A crime of passion is a valid legal defense that can be used in some cases. It generally means that the person wasn’t thinking or acting rationally, but they were simply reacting to some unanticipated emotional event.
Perhaps the most common example of this is when a person’s spouse is engaging in an extra-marital affair. That person returns home and discovers this affair, and they attack the other person in a crime of passion. This isn’t something they ever planned to do, but they just reacted in the heat of the moment.
How does this actually help you?
If you think of your only options as pleading that you are either guilty or not guilty, then claiming that it was a crime of passion won’t make much sense. It is essentially also an admission of guilt. In order to make this claim, you are saying that you did do the events described, but that you did them because of the emotional response.

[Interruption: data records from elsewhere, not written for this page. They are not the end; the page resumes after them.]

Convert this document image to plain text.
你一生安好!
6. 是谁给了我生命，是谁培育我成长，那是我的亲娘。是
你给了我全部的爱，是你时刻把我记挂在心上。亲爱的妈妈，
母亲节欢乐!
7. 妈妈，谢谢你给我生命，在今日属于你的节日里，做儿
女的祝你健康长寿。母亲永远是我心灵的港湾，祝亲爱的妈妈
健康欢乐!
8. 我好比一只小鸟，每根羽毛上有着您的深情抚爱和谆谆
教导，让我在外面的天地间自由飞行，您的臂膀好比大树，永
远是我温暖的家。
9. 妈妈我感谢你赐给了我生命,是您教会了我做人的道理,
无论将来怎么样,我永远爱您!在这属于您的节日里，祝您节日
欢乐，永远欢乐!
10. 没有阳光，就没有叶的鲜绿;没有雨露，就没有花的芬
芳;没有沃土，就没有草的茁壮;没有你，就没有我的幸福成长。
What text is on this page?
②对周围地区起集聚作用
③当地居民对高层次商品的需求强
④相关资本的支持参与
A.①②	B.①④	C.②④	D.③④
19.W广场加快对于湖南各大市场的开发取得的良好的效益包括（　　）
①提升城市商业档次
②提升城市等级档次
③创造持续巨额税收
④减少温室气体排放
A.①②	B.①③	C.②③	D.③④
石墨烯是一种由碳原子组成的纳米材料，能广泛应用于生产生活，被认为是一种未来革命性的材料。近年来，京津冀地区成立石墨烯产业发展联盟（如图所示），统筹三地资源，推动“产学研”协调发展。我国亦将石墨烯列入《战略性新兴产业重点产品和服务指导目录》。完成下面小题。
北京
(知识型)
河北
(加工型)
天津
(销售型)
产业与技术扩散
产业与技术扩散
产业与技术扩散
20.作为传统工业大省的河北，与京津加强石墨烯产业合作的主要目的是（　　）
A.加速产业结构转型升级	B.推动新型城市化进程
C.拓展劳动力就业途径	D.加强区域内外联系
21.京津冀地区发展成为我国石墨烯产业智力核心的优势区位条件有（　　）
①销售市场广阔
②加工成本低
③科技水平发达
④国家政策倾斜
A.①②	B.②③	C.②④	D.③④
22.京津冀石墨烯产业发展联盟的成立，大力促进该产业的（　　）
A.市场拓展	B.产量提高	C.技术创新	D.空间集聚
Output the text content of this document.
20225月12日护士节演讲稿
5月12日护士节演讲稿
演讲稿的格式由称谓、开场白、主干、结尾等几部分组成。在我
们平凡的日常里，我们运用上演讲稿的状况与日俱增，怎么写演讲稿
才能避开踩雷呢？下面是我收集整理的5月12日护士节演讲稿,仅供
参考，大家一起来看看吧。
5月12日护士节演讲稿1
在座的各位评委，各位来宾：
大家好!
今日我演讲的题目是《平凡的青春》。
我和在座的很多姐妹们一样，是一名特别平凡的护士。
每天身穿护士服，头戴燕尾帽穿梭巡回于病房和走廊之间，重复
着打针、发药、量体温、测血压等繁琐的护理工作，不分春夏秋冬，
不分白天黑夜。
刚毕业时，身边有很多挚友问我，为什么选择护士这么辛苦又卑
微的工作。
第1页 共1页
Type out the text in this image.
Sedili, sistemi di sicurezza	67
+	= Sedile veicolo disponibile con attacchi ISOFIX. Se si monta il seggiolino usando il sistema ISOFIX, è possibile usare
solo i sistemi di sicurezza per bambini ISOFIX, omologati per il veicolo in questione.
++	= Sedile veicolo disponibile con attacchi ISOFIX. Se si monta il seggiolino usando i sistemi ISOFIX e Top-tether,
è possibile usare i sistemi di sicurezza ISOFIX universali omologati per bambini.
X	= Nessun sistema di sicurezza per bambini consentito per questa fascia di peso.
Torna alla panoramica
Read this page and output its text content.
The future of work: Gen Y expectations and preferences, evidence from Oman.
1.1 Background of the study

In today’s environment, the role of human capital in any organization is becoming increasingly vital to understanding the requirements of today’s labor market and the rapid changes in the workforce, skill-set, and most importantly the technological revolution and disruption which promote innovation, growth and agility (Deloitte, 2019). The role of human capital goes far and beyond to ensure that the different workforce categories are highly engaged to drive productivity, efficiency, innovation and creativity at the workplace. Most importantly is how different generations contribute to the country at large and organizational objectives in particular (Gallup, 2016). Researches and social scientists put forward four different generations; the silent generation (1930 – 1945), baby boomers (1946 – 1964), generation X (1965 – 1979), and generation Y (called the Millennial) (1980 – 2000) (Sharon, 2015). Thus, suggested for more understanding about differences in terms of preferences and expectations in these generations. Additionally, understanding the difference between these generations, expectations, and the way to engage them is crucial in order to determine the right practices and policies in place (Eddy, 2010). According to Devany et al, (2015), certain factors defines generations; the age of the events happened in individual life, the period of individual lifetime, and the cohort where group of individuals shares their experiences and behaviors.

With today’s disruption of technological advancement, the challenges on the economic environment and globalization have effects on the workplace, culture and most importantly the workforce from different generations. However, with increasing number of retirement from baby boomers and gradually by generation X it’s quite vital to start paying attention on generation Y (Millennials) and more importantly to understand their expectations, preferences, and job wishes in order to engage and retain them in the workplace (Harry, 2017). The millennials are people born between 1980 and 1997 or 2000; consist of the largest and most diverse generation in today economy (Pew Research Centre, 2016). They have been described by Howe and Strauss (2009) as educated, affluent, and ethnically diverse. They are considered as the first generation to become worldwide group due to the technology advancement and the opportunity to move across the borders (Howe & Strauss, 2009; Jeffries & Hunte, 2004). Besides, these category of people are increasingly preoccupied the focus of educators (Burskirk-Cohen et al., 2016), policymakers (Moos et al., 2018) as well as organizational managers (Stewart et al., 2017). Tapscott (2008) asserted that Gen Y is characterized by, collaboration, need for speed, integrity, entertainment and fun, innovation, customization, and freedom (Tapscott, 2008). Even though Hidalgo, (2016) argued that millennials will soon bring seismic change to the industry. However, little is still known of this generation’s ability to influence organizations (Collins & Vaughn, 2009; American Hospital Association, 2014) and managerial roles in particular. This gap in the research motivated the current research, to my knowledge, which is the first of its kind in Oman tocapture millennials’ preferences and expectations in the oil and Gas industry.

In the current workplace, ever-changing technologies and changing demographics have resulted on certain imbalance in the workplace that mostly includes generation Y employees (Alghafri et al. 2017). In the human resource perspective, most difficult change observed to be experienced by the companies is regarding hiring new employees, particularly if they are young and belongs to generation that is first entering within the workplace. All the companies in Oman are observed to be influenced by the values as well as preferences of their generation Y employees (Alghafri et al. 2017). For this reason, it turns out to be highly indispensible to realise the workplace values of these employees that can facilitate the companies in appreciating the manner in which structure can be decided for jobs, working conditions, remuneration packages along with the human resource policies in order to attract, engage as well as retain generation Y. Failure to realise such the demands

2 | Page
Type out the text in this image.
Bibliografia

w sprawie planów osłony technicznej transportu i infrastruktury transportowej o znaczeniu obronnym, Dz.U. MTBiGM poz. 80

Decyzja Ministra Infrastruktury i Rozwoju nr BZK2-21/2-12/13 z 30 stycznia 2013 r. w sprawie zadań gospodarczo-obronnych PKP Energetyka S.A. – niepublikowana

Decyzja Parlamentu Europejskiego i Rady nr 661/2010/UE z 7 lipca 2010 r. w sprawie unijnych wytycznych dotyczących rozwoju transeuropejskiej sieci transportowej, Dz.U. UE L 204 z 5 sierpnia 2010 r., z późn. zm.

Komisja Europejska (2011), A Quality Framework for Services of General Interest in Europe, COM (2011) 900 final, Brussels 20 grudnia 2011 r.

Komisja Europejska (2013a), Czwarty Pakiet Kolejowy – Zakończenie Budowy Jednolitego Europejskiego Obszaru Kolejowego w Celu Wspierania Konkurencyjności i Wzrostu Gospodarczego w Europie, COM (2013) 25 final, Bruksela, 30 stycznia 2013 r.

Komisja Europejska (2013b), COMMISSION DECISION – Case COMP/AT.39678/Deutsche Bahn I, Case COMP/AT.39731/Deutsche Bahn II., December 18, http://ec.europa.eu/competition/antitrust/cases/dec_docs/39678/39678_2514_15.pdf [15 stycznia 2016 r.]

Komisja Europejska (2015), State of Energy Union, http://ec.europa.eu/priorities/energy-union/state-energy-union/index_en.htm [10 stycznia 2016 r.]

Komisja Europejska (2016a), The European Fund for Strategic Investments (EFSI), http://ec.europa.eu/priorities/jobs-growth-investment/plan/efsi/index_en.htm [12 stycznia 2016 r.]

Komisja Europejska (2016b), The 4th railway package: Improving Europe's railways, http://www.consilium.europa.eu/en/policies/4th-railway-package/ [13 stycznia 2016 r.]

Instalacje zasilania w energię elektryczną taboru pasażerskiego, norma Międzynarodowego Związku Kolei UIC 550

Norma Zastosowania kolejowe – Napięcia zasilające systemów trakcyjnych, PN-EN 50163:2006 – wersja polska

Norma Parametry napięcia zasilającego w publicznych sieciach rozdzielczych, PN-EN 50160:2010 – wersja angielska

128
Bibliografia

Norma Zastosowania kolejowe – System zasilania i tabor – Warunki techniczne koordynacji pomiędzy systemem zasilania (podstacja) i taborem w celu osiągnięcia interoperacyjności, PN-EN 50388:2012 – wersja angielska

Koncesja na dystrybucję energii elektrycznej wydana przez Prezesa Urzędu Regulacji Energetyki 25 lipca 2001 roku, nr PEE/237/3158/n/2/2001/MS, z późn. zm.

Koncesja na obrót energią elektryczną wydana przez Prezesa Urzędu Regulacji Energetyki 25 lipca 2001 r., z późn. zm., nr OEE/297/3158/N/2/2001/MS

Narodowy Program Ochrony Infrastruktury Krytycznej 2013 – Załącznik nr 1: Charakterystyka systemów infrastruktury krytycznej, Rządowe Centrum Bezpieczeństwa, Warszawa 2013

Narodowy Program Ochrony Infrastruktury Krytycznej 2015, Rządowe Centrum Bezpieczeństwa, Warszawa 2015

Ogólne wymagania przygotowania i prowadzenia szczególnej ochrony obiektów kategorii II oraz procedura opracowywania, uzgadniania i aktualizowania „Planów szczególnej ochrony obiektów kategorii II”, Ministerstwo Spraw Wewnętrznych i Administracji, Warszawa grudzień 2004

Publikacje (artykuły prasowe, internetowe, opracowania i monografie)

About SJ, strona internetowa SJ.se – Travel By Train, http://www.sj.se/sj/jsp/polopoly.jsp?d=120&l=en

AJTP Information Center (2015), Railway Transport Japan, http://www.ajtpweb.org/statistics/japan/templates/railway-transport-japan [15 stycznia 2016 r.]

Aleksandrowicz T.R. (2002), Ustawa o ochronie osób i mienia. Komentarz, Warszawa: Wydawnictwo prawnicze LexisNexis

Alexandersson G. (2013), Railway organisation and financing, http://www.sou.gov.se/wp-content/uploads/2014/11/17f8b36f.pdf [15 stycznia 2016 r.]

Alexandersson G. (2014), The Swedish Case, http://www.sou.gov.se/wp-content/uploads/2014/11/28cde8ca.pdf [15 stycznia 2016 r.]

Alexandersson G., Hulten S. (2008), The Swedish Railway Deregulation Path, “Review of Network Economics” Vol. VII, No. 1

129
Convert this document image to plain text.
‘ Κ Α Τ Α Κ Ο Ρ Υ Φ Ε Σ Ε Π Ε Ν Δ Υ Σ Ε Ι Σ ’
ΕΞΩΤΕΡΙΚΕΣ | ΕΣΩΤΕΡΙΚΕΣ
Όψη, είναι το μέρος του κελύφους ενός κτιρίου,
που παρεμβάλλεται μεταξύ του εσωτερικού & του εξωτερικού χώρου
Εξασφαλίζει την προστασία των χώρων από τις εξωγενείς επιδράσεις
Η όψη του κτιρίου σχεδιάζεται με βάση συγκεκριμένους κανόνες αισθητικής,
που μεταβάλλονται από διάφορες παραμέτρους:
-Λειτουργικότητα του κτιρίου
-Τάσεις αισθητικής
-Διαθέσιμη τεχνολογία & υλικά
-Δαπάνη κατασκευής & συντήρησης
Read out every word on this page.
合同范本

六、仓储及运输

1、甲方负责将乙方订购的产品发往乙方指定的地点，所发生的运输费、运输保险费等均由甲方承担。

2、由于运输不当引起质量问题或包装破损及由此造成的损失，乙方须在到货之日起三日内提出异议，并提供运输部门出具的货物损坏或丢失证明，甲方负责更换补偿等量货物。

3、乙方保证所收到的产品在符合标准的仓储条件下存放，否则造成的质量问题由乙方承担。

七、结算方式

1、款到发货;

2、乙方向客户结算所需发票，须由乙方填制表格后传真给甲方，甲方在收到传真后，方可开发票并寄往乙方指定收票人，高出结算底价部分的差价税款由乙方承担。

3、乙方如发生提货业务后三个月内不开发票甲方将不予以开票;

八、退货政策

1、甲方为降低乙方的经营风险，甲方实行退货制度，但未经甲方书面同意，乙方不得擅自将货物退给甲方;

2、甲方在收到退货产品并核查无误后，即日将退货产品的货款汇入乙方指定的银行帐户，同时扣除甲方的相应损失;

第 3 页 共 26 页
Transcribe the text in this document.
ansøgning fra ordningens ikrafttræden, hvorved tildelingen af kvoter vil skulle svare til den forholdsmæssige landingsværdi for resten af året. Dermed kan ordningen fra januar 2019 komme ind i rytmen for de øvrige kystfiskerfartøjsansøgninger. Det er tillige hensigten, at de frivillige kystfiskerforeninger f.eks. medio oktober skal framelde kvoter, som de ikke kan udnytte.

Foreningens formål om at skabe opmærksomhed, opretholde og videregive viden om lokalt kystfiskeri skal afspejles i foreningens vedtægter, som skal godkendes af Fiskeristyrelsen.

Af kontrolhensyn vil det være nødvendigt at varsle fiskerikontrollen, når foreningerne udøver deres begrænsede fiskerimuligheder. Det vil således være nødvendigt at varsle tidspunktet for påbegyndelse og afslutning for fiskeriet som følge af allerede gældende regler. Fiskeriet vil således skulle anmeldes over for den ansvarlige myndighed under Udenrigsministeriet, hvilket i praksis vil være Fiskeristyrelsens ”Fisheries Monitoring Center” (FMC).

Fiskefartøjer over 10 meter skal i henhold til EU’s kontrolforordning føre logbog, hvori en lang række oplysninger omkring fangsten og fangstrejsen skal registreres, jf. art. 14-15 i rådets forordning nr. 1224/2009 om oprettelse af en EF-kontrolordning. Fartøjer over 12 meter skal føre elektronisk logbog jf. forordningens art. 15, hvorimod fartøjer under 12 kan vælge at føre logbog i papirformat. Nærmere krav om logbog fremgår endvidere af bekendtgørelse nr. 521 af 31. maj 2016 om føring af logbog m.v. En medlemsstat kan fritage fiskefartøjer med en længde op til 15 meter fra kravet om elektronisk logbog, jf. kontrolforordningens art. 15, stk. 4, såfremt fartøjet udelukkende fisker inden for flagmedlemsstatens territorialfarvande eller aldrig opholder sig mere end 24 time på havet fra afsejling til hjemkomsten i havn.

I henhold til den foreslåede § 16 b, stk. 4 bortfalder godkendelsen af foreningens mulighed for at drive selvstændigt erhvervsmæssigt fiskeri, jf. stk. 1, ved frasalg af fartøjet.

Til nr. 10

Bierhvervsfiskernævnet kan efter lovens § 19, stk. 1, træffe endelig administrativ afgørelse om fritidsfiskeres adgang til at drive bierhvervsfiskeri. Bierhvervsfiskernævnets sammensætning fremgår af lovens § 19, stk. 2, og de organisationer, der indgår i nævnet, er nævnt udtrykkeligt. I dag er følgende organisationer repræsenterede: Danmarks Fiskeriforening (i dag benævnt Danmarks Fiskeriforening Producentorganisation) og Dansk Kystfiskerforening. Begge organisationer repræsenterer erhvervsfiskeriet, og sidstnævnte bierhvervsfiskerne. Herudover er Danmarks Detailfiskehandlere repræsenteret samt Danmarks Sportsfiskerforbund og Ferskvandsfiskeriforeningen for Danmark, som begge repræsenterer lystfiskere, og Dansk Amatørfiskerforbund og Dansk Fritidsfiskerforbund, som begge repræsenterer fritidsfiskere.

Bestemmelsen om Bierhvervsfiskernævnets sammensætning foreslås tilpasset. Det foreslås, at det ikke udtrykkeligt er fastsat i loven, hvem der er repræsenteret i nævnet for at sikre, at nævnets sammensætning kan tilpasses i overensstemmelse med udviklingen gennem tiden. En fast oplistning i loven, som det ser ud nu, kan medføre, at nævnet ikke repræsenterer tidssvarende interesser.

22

This helps you because it removes any element of premeditation. It shows that this isn’t something you planned. In that sense, it can often be used as a way to reduce a serious charge to a lesser charge. You will likely receive a shorter sentence than you would have been given if you were convicted of first-degree murder. Murder cases usually require intent, and a crime of passion does not come with intent.
Reducing a sentence
This example is important because it also shows that you may want to be flexible when considering your goals as you head to court. People often think that they are simply trying to show that they are not guilty, while the court is trying to convict them. But your strategy doesn’t only revolve around these two polar opposites. A valid tactic, in some situations, is just working to reduce your sentence to get a more favorable outcome. This is just one example of how that can happen as you take a look at all of your legal options.